Gymnopilus Experiment

Gymnopilus mushrooms

These Gymnopilus sp. mushrooms sat on my new picnic table (built by my husband) for a few days before I noticed mold forming on the caps. They had to be used. And my rain barrel was overflowing from our first storm of 2015. Lots or rain water, mushrooms going funky real fast – despite have three stir crazy kids at home – it had to be  a dye day.

Gymnopilus mushrooms

 

Our new kitty expressing how we all felt
Our new kitty expressing how we all felt

While the kids were hurling themselves through the house, playing handball in the living room,  watching the cat swipe at the dog and the dog chase the cat –  during all this crazy – I tore up mushroom caps and added them into a pot of rainwater. I didn’t use the stems because (I hate to say this) I just had too many mushrooms. I felt like I didn’t need them.

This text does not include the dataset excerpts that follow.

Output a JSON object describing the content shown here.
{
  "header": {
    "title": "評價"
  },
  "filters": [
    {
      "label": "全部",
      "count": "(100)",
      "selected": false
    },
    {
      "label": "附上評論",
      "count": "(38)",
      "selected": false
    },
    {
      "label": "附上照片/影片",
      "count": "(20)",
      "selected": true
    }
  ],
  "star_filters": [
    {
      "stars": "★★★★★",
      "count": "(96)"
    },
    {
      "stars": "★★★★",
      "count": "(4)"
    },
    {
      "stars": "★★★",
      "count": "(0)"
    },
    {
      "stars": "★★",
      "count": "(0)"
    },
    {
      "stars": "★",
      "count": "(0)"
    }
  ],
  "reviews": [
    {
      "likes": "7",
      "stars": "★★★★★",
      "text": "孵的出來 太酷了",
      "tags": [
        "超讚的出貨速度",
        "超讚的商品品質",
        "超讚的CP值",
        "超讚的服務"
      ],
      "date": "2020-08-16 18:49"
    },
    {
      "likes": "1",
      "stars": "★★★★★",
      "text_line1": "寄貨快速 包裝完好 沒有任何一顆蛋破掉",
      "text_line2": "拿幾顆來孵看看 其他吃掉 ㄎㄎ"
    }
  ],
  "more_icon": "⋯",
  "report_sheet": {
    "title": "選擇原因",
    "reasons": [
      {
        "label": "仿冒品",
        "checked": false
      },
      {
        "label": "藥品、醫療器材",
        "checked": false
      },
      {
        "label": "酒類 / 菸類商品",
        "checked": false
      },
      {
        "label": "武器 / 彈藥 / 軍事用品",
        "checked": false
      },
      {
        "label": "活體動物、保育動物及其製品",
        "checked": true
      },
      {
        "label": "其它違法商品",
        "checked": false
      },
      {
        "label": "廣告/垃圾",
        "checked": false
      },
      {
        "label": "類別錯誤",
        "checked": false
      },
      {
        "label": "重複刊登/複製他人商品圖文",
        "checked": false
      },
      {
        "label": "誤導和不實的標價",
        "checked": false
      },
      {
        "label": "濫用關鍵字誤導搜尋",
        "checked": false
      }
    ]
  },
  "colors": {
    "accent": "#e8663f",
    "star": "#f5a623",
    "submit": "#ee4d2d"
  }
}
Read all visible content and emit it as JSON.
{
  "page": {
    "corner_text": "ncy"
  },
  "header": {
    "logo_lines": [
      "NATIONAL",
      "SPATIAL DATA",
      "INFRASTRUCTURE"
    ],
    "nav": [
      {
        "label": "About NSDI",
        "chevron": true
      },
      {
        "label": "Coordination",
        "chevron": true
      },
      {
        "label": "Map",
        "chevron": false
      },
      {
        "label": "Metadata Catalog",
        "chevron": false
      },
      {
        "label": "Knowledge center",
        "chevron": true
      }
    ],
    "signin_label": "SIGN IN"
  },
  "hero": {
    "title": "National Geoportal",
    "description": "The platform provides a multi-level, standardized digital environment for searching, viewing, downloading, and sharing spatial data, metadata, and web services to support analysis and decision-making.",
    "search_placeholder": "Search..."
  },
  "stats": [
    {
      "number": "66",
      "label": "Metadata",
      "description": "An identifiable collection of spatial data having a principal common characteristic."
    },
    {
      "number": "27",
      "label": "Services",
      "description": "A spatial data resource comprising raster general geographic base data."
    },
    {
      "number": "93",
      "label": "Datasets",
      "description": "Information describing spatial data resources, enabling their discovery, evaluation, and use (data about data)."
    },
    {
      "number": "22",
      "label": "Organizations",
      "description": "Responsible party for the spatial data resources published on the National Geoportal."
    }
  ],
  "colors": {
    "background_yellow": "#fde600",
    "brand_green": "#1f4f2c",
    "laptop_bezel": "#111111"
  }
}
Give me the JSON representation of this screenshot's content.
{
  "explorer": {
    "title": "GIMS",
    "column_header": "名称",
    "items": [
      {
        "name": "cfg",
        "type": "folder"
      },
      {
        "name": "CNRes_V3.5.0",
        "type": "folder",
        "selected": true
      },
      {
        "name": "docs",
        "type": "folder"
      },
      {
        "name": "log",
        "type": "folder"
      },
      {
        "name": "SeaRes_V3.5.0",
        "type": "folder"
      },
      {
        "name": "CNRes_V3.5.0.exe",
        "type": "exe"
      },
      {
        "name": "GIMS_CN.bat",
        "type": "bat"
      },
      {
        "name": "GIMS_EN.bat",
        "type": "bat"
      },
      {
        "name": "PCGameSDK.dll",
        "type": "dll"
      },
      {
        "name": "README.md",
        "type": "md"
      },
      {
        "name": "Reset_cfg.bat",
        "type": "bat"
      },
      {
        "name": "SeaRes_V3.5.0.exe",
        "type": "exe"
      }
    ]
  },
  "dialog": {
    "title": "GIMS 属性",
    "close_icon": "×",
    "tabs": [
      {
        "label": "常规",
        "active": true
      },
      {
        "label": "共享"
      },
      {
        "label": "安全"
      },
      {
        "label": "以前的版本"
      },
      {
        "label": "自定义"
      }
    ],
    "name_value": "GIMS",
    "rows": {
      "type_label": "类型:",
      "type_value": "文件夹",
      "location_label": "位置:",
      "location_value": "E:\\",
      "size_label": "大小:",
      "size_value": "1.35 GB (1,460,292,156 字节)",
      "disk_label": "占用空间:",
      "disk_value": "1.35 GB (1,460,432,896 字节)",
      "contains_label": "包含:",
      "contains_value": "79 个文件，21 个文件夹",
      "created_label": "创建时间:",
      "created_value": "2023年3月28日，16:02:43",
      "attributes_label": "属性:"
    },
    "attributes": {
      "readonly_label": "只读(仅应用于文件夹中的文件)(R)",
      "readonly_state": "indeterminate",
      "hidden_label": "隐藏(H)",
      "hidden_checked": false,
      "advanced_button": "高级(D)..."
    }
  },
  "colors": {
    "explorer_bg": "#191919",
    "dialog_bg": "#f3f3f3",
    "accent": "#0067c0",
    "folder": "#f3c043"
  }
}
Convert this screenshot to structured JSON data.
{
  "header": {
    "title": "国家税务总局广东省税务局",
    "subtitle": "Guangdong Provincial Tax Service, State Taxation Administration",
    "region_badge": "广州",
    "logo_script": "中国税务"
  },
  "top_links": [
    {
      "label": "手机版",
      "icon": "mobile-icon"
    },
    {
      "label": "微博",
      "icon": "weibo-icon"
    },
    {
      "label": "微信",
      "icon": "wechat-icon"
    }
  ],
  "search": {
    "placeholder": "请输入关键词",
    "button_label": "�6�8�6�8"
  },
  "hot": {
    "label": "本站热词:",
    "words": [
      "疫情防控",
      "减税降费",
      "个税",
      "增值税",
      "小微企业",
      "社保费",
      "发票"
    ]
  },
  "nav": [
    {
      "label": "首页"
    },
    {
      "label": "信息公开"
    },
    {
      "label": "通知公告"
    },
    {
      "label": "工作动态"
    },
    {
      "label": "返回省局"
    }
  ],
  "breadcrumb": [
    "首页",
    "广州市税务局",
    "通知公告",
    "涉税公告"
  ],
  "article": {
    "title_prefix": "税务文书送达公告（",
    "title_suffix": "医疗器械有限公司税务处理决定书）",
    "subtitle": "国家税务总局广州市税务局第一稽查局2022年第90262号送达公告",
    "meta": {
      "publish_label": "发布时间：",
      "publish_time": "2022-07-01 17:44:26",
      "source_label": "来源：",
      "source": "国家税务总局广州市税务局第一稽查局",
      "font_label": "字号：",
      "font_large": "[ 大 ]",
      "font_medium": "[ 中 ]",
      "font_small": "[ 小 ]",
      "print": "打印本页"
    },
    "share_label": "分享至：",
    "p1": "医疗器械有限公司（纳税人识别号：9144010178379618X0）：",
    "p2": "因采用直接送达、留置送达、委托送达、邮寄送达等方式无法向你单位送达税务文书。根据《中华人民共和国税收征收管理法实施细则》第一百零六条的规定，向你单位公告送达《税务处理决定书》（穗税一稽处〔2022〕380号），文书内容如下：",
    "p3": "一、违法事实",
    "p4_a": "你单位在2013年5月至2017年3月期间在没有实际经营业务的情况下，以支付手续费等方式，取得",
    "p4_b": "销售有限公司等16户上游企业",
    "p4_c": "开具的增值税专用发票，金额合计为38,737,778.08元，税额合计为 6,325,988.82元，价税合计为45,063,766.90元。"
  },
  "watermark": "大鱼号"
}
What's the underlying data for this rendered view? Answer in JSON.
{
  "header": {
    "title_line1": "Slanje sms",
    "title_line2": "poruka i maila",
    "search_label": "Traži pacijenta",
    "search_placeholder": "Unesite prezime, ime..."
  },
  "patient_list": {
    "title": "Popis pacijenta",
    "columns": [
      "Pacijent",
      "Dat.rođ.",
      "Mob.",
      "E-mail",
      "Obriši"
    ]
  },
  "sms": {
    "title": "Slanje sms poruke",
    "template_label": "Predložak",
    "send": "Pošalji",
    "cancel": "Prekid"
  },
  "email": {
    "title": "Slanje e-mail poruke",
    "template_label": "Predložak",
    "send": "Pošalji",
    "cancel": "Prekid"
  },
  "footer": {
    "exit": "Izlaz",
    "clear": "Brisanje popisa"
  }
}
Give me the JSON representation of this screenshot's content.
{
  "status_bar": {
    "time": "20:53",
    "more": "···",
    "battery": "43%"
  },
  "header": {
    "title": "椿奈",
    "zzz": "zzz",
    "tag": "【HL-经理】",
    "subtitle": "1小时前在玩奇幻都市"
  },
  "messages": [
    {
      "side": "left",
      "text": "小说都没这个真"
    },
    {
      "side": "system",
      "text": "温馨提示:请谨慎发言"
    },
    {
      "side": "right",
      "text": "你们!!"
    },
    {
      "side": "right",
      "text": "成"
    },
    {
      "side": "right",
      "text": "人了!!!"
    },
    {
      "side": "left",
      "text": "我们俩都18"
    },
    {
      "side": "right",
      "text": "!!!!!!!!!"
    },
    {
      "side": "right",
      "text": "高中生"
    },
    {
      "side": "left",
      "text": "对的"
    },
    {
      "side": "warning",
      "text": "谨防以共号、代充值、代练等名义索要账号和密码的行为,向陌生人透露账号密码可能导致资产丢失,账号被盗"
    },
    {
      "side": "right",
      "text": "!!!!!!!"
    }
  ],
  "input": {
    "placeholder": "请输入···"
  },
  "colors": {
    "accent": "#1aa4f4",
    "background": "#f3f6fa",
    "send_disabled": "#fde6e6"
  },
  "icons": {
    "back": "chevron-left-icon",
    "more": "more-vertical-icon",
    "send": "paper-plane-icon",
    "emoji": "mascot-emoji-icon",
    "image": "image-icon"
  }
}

I let the mushrooms simmer in the dye pot for about an hour, until a golden froth formed on top of the water. I added my 3 ounce skein of wool (alum mordant), and forgot about it for another 30 minutes.

Gymnopilus Mushroom dye

At this point I decided to try a little experiment. I remember adding washing soda to coreopsis flowers, and the yellow-orange dye darkened into an almost orange. Would that work with Gymnopilus, too? Also, I read a comment that some dyers add a pinch of iron at the end of the dye to sadden the color. If iron mordanted yarn with Gymns make green, would adding iron afterward give the same result?

I poured hot dye into two mason jars. In one jar I added a pinch of iron. In the other a quarter teaspoon of washing soda. After a good swirl, I added a pre-mordanted wool yarn sample to each jar. Each sample has one strand of  alum and one strand of iron .

The results:

Gymnopilus dye

The washing soda washed out the deep gold, and turned the iron sample brown. Meh. The pinch of iron turned the alum sample green-ish. Interesting – which produces the best green: premordanting the wool with iron, or adding iron directly to the dye bath?

I have a lot of dye left, but I’m saving it for another day.  As I write this,  I have a Cortinarius dye on the stove, plus the acacia are in bloom. Oxalis, too! And my ivy has purple berries… do they make a dye? My quest for new colors continues.

 

7 Comments

    1. I agree. Leaving the color as is (with just alum or iron pre-mordant) is my favorite, too. I’ve also made green with Gymnopilus spectabilis using gray wool, alum pre-mordant

  1. Wonderful shades! In German the name of this fungus is Fämmling. If it will have mushrooms here again, I’ll look for it. I like all greens very much , but the colors all together combine form a magnificent range.

  2. Thank you for sharing this information. I appreciate artists sharing their ideas and experiences. pay it forward!